Abstract

ObjectivesTracheal intubation is a skill performed by qualified emergency medical services (EMS) providers during out-of-hospital cardiac arrest (OHCA) in adult and pediatric patients. Unsuccessful intubation can negatively impact a patient's likelihood of survival. Thus, intubation success rates are an important quality improvement benchmark. Given other demographic disparities that have been reported in adults and children, we hypothesize there might be disparities in intubation success across infant race/ethnicity and/or sex. MethodsWe examined a national-level registry of EMS activations in the United States (NEMSIS).

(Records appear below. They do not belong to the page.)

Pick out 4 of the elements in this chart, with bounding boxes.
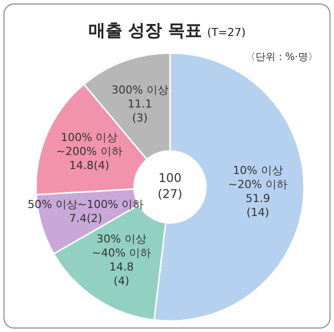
chart-subtitle: (T=27): [207, 26, 246, 39]
text: 〈단위 : %·명〉: [246, 52, 318, 63]
center: 100 (27): [158, 171, 182, 202]
chart-title: 매출 성장 목표: [88, 21, 202, 41]
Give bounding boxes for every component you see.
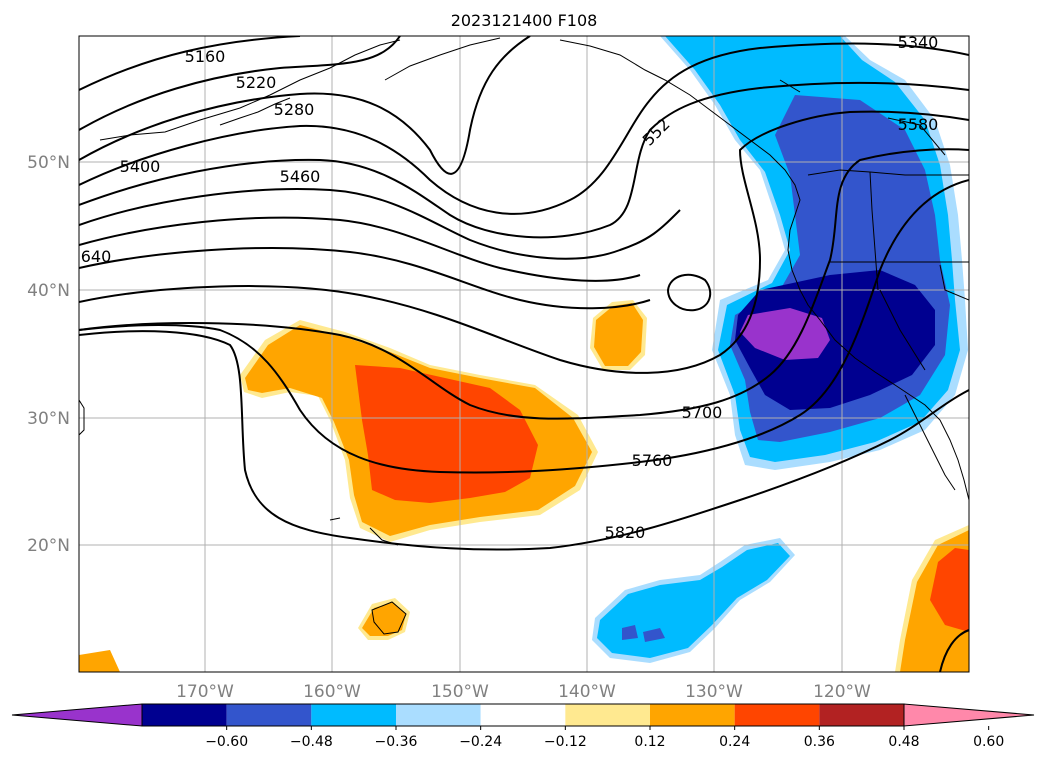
colorbar: −0.60 −0.48 −0.36 −0.24 −0.12 0.12 0.24 0.36 0.4… xyxy=(11,703,1035,750)
lon-label-150w: 150°W xyxy=(431,682,489,702)
colorbar-tick-label: −0.24 xyxy=(459,734,502,750)
colorbar-segment xyxy=(226,704,312,726)
colorbar-extension-high xyxy=(903,703,1035,727)
colorbar-segment xyxy=(819,704,904,726)
contour-label: 5580 xyxy=(898,115,939,134)
negative-anomaly-region xyxy=(660,36,968,470)
map-area: 5160 5220 5280 5340 5400 5460 552 5580 6… xyxy=(79,33,969,672)
colorbar-segment xyxy=(480,704,566,726)
lon-label-120w: 120°W xyxy=(813,682,871,702)
lat-label-20n: 20°N xyxy=(27,536,70,556)
map-title: 2023121400 F108 xyxy=(451,11,598,30)
contour-label: 5280 xyxy=(274,100,315,119)
colorbar-tick-label: 0.48 xyxy=(888,734,919,750)
colorbar-segment xyxy=(311,704,396,726)
contour-label: 5400 xyxy=(120,157,161,176)
colorbar-tick-label: −0.36 xyxy=(375,734,418,750)
colorbar-segment xyxy=(396,704,481,726)
colorbar-tick-label: 0.24 xyxy=(719,734,750,750)
colorbar-tick-label: 0.36 xyxy=(804,734,835,750)
colorbar-extension-low xyxy=(11,703,143,727)
map-grid xyxy=(79,36,969,672)
colorbar-tick-label: 0.12 xyxy=(634,734,665,750)
contour-label: 640 xyxy=(81,247,112,266)
colorbar-segment xyxy=(142,704,227,726)
colorbar-tick-label: 0.60 xyxy=(973,734,1004,750)
lat-label-40n: 40°N xyxy=(27,281,70,301)
lon-label-140w: 140°W xyxy=(558,682,616,702)
lat-label-50n: 50°N xyxy=(27,153,70,173)
contour-label: 5700 xyxy=(682,403,723,422)
colorbar-outline xyxy=(141,703,905,727)
contour-label: 5220 xyxy=(236,73,277,92)
lon-label-160w: 160°W xyxy=(303,682,361,702)
lat-label-30n: 30°N xyxy=(27,409,70,429)
contour-label: 5820 xyxy=(605,523,646,542)
map-frame xyxy=(78,35,970,673)
longitude-labels: 170°W 160°W 150°W 140°W 130°W 120°W xyxy=(176,682,871,702)
contour-label: 5460 xyxy=(280,167,321,186)
colorbar-segment xyxy=(650,704,735,726)
colorbar-segment xyxy=(734,704,820,726)
contour-label: 5340 xyxy=(898,33,939,52)
colorbar-tick-label: −0.12 xyxy=(544,734,587,750)
coastlines xyxy=(79,37,969,635)
contour-label: 5760 xyxy=(632,451,673,470)
colorbar-tick-label: −0.48 xyxy=(290,734,333,750)
southern-negative-patch xyxy=(592,538,795,663)
contour-label: 5160 xyxy=(185,47,226,66)
height-contours xyxy=(79,36,969,672)
latitude-labels: 50°N 40°N 30°N 20°N xyxy=(27,153,70,556)
colorbar-segment xyxy=(565,704,650,726)
lon-label-170w: 170°W xyxy=(176,682,234,702)
colorbar-tick-label: −0.60 xyxy=(205,734,248,750)
lon-label-130w: 130°W xyxy=(685,682,743,702)
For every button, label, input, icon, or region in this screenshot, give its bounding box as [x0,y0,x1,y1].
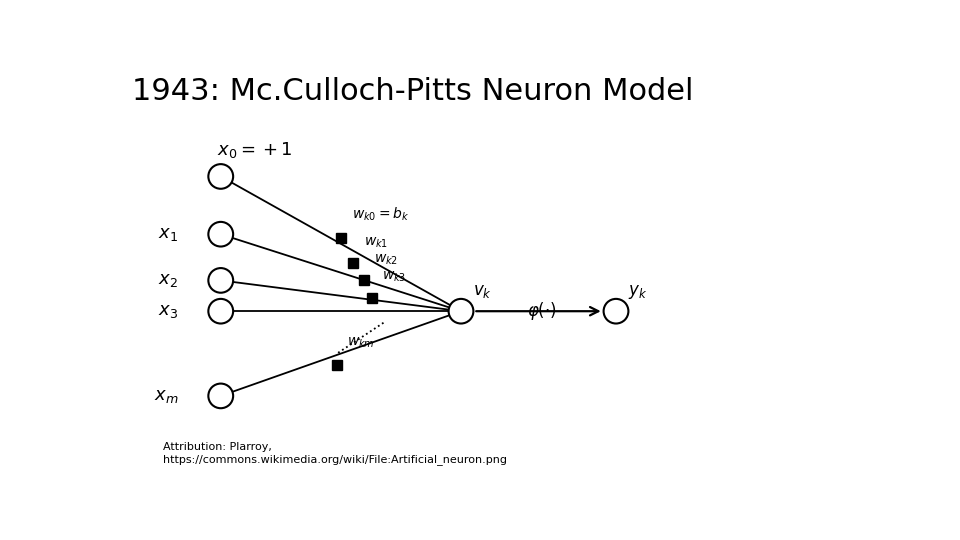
Text: $w_{k0} = b_k$: $w_{k0} = b_k$ [352,205,410,222]
Circle shape [208,164,233,189]
Text: $x_2$: $x_2$ [158,272,179,289]
Text: Attribution: Plarroy,
https://commons.wikimedia.org/wiki/File:Artificial_neuron.: Attribution: Plarroy, https://commons.wi… [162,442,507,464]
Text: $y_k$: $y_k$ [628,283,647,301]
Circle shape [448,299,473,323]
Text: $w_{k1}$: $w_{k1}$ [364,235,389,249]
Circle shape [604,299,629,323]
Circle shape [208,222,233,247]
Circle shape [208,299,233,323]
Text: $x_1$: $x_1$ [158,225,179,243]
Text: $w_{k3}$: $w_{k3}$ [382,270,406,284]
Text: $w_{k2}$: $w_{k2}$ [374,253,398,267]
Text: 1943: Mc.Culloch-Pitts Neuron Model: 1943: Mc.Culloch-Pitts Neuron Model [132,77,693,106]
Circle shape [208,268,233,293]
Text: $\varphi(\cdot)$: $\varphi(\cdot)$ [527,300,558,322]
Text: $x_3$: $x_3$ [158,302,179,320]
Circle shape [208,383,233,408]
Text: $x_0 = +1$: $x_0 = +1$ [217,139,293,159]
Text: $w_{km}$: $w_{km}$ [348,335,374,350]
Text: $v_k$: $v_k$ [472,284,492,300]
Text: $x_m$: $x_m$ [154,387,179,405]
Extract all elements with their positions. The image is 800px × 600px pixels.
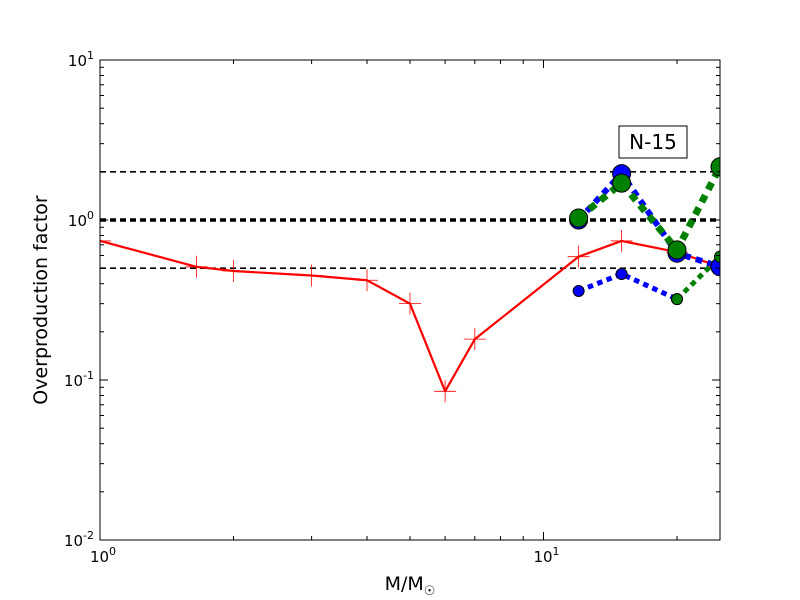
- series-0-point-4: [356, 269, 379, 292]
- series-3-point-1: [612, 173, 632, 193]
- series-0-point-0: [100, 229, 111, 252]
- series-0-point-6: [434, 380, 457, 403]
- y-tick-label-0: 10-2: [64, 529, 94, 550]
- series-4-point-1: [714, 250, 720, 263]
- series-line-1: [576, 170, 720, 270]
- annotation-box: N-15: [618, 125, 688, 159]
- series-0-point-9: [610, 229, 633, 252]
- series-line-2: [577, 271, 679, 302]
- x-axis-label-main: M/M: [385, 573, 424, 595]
- series-2-point-1: [615, 267, 628, 280]
- series-line-0: [100, 239, 720, 393]
- y-axis-label: Overproduction factor: [30, 195, 52, 405]
- series-line-3: [576, 165, 720, 254]
- series-3-point-2: [667, 240, 687, 260]
- series-0-point-5: [399, 292, 421, 315]
- series-0-point-1: [185, 255, 208, 278]
- series-0-point-8: [567, 245, 590, 268]
- x-axis-label-sub: ☉: [424, 584, 436, 599]
- series-3-point-3: [710, 157, 720, 177]
- series-4-point-0: [671, 293, 684, 306]
- y-tick-label-3: 101: [68, 49, 94, 70]
- annotation-label: N-15: [629, 130, 677, 154]
- annotation-frame: [618, 125, 688, 159]
- x-tick-label-0: 100: [90, 545, 116, 566]
- x-tick-label-1: 101: [533, 545, 559, 566]
- series-0-point-2: [222, 260, 245, 283]
- series-3-point-0: [569, 208, 589, 228]
- series-1-point-3: [710, 257, 720, 277]
- x-axis-label: M/M☉: [385, 573, 436, 599]
- series-0-point-7: [463, 328, 486, 351]
- series-2-point-0: [572, 284, 585, 297]
- y-tick-label-1: 10-1: [64, 369, 94, 390]
- series-0-point-3: [300, 264, 323, 287]
- y-tick-label-2: 100: [68, 209, 94, 230]
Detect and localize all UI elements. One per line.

Inclusion criteria were OHCA calls involving infant patients (under 1 years of age) between January 2017 and May 2022 where EMS attempted tracheal intubation, documented whether the procedure was successful, and documented information about the patient's demographics (eg. race/ethnicity and sex). Intubation success rates across patient sex and racial/ethnic categories with more than one-hundred cardiac arrests with intubation attempts were compared. ResultsA total of 3663 infant cardiac arrests where tracheal intubation was attempted met inclusion criteria. White infants were associated with significantly higher rates of intubation success (62.2%) when compared with Black or African American infants (58.1%) and Hispanic/Latino infants (56.2%) (p < .01). Female infants were associated with slightly higher rates of intubation success than male infants, but this difference was not significant (p > .2). ConclusionSignificant demographic disparities in endotracheal intubation success rates exist among infants who experience OHCA. Future studies should continue to examine these disparities with the goal of identifying why these differences occur and concrete mechanisms for eliminating such disparities.